Tennis tournament in England

The Chapel Allerton Open was a combined men's and women's grass court tennis tournament founded in 1884 as the Chapel Allerton LTC Tournament. The tournament was organised by the Chapel Allerton Lawn Tennis & Squash Club, Chapel Allerton, Leeds, West Yorkshire, England. The tournament ran as part of the worldwide circuit until 1981 when it was branded as the Mobil 1 Tournament for sponsorship reasons.

==History==
Chapel-Allerton LTC Tournament was founded in 1884. The tournament was staged at the Chapel Allerton Lawn Tennis Club (f.1880.). By the 1890s the tournament was branded as the Chapel Allerton Open Tournament.

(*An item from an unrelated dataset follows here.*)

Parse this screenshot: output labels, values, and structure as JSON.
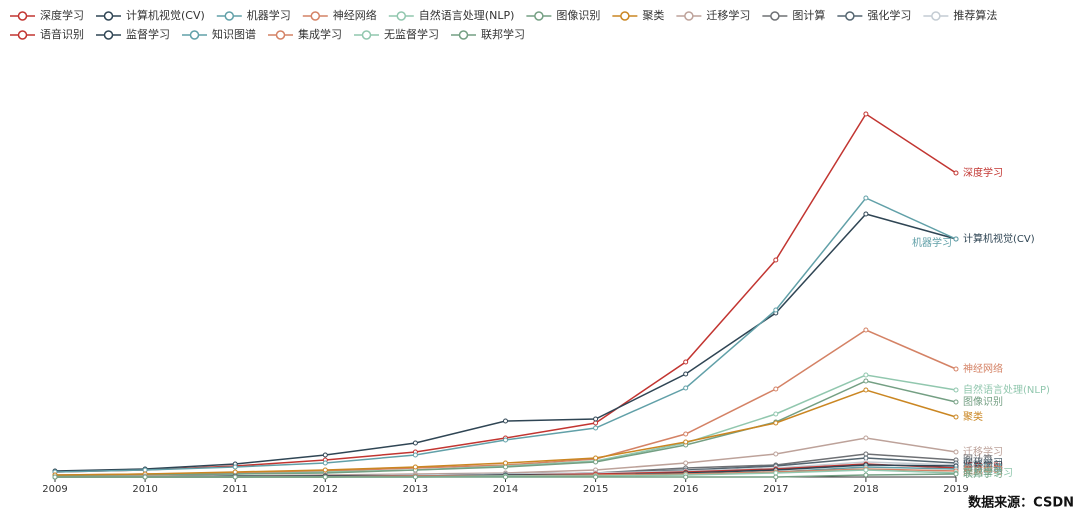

By the late 1930s the tournament was branded as the Chapel Allerton (Leeds) Open. By the 1950s the event was rebranded as the Chapel Allerton Open. The tournament ran as part of the worldwide circuit until 1981 when its final edition was sponsored by the American oil company Mobil, and was branded as the Mobil 1 Tournament. The event is still being staged today as the Chapel Allerton Seniors Open Tournament.

Notable winners of the men's singles title included; John Hartley (two time Wimbledon Champion), Tony Mottram, Ip Koon Hung, Don Black, Bob Rheinberger and John Alexander. Previous winners of women's singles title included Phyllis Carr Satterthwaite, Elsie Goldsack, Hilde Krahwinkel Sperling, Helena Straubeova, Jane O'Hara, Sally Holdsworth, and Elaine Shenton.

==Venue==
The tournament was established at the Chapel Allerton Lawn Tennis Club that was founded in 1880 at the heart of Chapel Allerton with 17 members. Today the tennis club has grown from five grass tennis courts and a wooden pavilion, to three indoor tennis courts, nine artificial tennis courts, four grass courts, and a clubhouse.